A baby’s heartbeat is a barely perceptible signal that is easily lost in the biological cacophony of the womb. But finding and monitoring that tiny pulse is essential to tracking foetal health, detecting potential problems early, and acting quickly to save one – and possibly two – lives.
For those with high-risk pregnancies, this monitoring often means exhausting hospital trips several times a week in the later months. Juggling family, work and medical care becomes almost impossible.
This is one of a growing number of scenarios where artificial intelligence (AI) is improving the lives of patients.
At the University of Melbourne start-up, Kali Healthcare, electrical engineer Dr Emerson Keenan and his colleagues are developing an AI-based system for ongoing remote foetal monitoring. It is designed to help pick up early warning signs of problems and could potentially be used to predict when a woman is likely to go into labour.
“So rather than having people go in for intense monitoring procedures and be in hospital for long durations, we can have it happen in the home setting and get the same clinical accuracy.”
The technology is not only investing in prevention but also improving health equity by improving the accessibility of high-quality care.

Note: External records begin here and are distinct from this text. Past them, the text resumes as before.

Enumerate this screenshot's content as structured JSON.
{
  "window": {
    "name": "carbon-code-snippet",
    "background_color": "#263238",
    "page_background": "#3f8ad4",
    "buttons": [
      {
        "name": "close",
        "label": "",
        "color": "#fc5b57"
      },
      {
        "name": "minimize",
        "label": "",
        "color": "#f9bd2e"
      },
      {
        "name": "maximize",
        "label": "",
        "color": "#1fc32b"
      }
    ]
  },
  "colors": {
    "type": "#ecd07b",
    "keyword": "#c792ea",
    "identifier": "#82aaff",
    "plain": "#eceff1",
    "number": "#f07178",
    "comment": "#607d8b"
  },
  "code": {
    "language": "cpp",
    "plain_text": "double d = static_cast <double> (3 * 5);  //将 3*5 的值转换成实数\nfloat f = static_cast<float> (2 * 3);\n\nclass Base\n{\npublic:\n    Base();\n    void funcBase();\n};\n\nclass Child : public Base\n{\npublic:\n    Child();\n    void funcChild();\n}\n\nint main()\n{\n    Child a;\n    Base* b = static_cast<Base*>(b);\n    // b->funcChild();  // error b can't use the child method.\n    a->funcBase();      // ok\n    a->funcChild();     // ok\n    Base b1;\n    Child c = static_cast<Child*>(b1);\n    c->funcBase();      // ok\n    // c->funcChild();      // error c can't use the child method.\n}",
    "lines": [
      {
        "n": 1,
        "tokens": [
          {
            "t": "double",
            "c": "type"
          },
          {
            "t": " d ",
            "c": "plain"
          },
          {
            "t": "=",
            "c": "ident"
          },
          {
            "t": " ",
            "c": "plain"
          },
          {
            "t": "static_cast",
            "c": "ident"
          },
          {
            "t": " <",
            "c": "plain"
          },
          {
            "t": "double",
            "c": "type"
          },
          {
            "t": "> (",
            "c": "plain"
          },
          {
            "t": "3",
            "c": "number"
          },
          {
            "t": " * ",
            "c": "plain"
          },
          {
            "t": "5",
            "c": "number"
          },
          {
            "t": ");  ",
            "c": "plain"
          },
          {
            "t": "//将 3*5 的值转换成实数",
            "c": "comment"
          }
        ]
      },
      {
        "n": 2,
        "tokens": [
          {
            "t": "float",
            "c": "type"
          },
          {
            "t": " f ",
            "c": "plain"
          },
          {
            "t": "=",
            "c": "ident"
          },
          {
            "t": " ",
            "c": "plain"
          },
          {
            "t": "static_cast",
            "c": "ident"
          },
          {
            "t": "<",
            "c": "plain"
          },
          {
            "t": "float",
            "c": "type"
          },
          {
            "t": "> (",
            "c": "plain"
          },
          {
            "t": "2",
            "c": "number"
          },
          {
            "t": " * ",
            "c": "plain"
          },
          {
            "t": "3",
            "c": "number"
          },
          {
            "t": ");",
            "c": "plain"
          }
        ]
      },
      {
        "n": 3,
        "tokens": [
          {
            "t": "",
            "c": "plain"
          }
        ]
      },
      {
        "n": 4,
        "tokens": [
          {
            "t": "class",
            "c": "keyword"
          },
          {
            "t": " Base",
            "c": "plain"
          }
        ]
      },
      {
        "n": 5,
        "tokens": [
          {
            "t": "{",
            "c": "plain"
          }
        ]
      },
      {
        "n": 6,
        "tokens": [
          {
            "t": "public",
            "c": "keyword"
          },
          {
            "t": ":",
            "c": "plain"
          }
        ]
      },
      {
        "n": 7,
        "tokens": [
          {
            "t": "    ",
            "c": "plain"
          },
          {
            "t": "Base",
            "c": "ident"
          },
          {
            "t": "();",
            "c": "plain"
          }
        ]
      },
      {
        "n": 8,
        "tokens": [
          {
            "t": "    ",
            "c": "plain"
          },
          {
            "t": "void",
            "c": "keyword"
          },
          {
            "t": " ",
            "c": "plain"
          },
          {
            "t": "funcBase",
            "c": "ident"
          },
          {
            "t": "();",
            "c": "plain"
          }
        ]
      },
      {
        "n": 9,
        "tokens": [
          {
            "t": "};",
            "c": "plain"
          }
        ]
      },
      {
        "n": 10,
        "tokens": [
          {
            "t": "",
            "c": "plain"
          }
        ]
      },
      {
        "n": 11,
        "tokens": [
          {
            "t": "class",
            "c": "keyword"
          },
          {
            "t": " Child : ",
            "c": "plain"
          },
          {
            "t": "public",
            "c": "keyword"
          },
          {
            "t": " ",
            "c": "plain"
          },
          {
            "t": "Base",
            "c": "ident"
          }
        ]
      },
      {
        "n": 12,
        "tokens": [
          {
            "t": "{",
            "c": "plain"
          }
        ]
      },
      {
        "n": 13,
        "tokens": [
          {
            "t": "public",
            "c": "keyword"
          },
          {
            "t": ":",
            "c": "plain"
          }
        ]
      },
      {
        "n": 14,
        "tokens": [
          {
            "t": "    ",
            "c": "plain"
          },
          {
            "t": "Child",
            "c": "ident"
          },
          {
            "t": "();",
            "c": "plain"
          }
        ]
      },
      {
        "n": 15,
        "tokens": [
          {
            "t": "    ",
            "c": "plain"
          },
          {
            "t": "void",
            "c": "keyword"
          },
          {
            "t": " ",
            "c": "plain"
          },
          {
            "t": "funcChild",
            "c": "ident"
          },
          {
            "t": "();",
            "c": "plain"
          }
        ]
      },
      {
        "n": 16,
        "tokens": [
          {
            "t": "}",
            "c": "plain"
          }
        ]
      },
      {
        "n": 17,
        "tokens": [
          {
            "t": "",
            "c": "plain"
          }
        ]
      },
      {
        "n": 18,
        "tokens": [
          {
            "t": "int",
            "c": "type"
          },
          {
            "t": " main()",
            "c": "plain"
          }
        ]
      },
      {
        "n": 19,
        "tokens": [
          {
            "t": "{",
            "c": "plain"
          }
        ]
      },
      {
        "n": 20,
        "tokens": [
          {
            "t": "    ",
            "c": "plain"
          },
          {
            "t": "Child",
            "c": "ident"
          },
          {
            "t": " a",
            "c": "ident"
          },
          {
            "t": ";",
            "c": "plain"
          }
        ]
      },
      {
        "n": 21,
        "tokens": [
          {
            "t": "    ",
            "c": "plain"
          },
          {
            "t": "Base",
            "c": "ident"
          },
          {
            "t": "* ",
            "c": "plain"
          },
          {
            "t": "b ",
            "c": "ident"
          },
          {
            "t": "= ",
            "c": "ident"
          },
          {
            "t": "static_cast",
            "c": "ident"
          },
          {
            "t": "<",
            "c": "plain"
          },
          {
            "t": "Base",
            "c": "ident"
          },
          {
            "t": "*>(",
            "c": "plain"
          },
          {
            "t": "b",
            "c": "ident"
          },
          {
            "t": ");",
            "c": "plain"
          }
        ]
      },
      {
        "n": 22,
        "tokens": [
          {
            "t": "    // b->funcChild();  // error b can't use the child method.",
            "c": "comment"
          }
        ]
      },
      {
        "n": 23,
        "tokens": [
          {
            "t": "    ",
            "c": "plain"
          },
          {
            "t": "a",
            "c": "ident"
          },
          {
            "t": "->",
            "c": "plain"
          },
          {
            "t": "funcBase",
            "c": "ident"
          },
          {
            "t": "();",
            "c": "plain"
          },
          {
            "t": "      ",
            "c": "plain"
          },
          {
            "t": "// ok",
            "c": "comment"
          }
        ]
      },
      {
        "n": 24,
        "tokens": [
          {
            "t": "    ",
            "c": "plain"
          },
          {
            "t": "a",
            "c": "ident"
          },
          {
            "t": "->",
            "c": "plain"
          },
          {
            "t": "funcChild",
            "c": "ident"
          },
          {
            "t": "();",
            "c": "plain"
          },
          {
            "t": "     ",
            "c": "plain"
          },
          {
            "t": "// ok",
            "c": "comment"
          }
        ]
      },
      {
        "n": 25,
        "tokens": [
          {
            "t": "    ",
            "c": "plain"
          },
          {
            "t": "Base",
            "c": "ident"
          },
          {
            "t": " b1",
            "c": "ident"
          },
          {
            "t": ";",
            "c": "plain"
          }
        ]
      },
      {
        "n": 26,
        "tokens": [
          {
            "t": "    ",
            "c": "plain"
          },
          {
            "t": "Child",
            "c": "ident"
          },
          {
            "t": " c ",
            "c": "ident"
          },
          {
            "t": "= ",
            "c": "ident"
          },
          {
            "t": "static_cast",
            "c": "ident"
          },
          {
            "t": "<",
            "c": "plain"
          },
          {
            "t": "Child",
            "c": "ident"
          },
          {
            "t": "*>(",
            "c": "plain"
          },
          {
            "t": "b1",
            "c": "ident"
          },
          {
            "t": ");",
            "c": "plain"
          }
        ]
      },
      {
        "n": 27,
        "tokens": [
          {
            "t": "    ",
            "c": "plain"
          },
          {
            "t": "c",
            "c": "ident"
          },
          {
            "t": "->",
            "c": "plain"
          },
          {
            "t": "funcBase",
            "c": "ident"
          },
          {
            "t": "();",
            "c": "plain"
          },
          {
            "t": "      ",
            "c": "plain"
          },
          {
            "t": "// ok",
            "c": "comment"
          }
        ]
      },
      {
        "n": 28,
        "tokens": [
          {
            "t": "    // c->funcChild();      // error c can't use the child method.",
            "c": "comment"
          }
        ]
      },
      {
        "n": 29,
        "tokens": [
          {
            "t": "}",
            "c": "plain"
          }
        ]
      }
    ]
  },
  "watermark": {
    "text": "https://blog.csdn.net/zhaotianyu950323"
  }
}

Dr Keenan’s interest in medical monitoring technology started during his honours year when he worked on a smartphone app to diagnose sleep apnoea based on breathing sounds. Soon after, he learned that foetal heartbeat monitoring technology had barely changed in decades – it still relied on an ultrasound probe being moved across the abdomen to track the heartbeat.
Joining a University of Melbourne research group, Dr Keenan began a PhD exploring whether foetal monitoring could be achieved using electrical sensors, similar to those used to monitor electrical activity in the heart or brain.
The challenge was to distinguish the relatively faint foetal heartbeat amid the background noise, which offered a unique opportunity for AI.
"We spent a lot of time working out exactly where the sensors would need to be so that we could accurately pick up the foetal signals, as well as then developing algorithms that could interpret those signals to give us that foetal heart rate," explains Dr Keenan.
Kali Healthcare uses neural networks: systems that ‘learn’ from existing data and apply those learnings to new data sets, much like the human brain.
The aim is to provide hospital-in-the-home care for pregnancies at risk of complications.
The first step is monitoring the foetal and maternal heart rate and uterine contractions. However, Dr Keenan also hopes the device could be used to predict the likelihood that a woman will go into labour in the next seven days.
Currently in clinical trials, the device must show agreement with existing clinical standards to satisfy medical device regulators such as the US Food and Drug Administration. Early results suggest it will exceed the required benchmarks – an exciting future prospect.
Proving accuracy is a major hurdle for AI-based medical technologies. At the Mass General Brigham and Harvard Medical School in Boston, Assistant Professor James Hillis (BMedSc 2007, MBBS 2009) is on the frontline of navigating that challenge.
After graduating from the University of Melbourne Medical School, Assistant Professor Hillis saw the impact that artificial intelligence was starting to have in many parts of society, which sparked his interest in the field.
In Boston, he joined a team developing AI algorithms for stroke-related applications and started to think about the evidence needed to apply for FDA authorisation. It was a steep learning curve, and Professor Hillis came to appreciate the unique skill set involved in assessing such algorithms.
“Our team very quickly realised there was a lot of interest from companies throughout the world – especially companies outside the US who wanted to get into the US market – to have a group that was dedicated to the evaluation of AI algorithms,” Assistant Professor Hillis says. And he was part of a team that pivoted to provide the service.
Since 2020, Assistant Professor Hillis and his colleagues have worked on studies that have led to the FDA authorisation of 17 different AI-based devices. This includes one that flags brain scans with possible haemorrhage for more urgent review to another that interprets cardiac measurement on point of care ultrasound.
“With models that help to prioritise radiology scans, you've got the AI model working to do that, but you still have a human radiologist or neurologist or another clinician saying, ‘Okay, I agree with the AI, let's move it to the next step’,” says Assistant Professor Hillis.
AI’s greatest strength is its ability to parse huge data sets and find subtle signals or associations that human eyes and minds might miss.
“It's not possible for a human to compute everything that's going on in today’s clinical environment,” says Assistant Professor Hillis. “There is so much data that are generated as part of healthcare, with the potential for myriad insights that could benefit care.”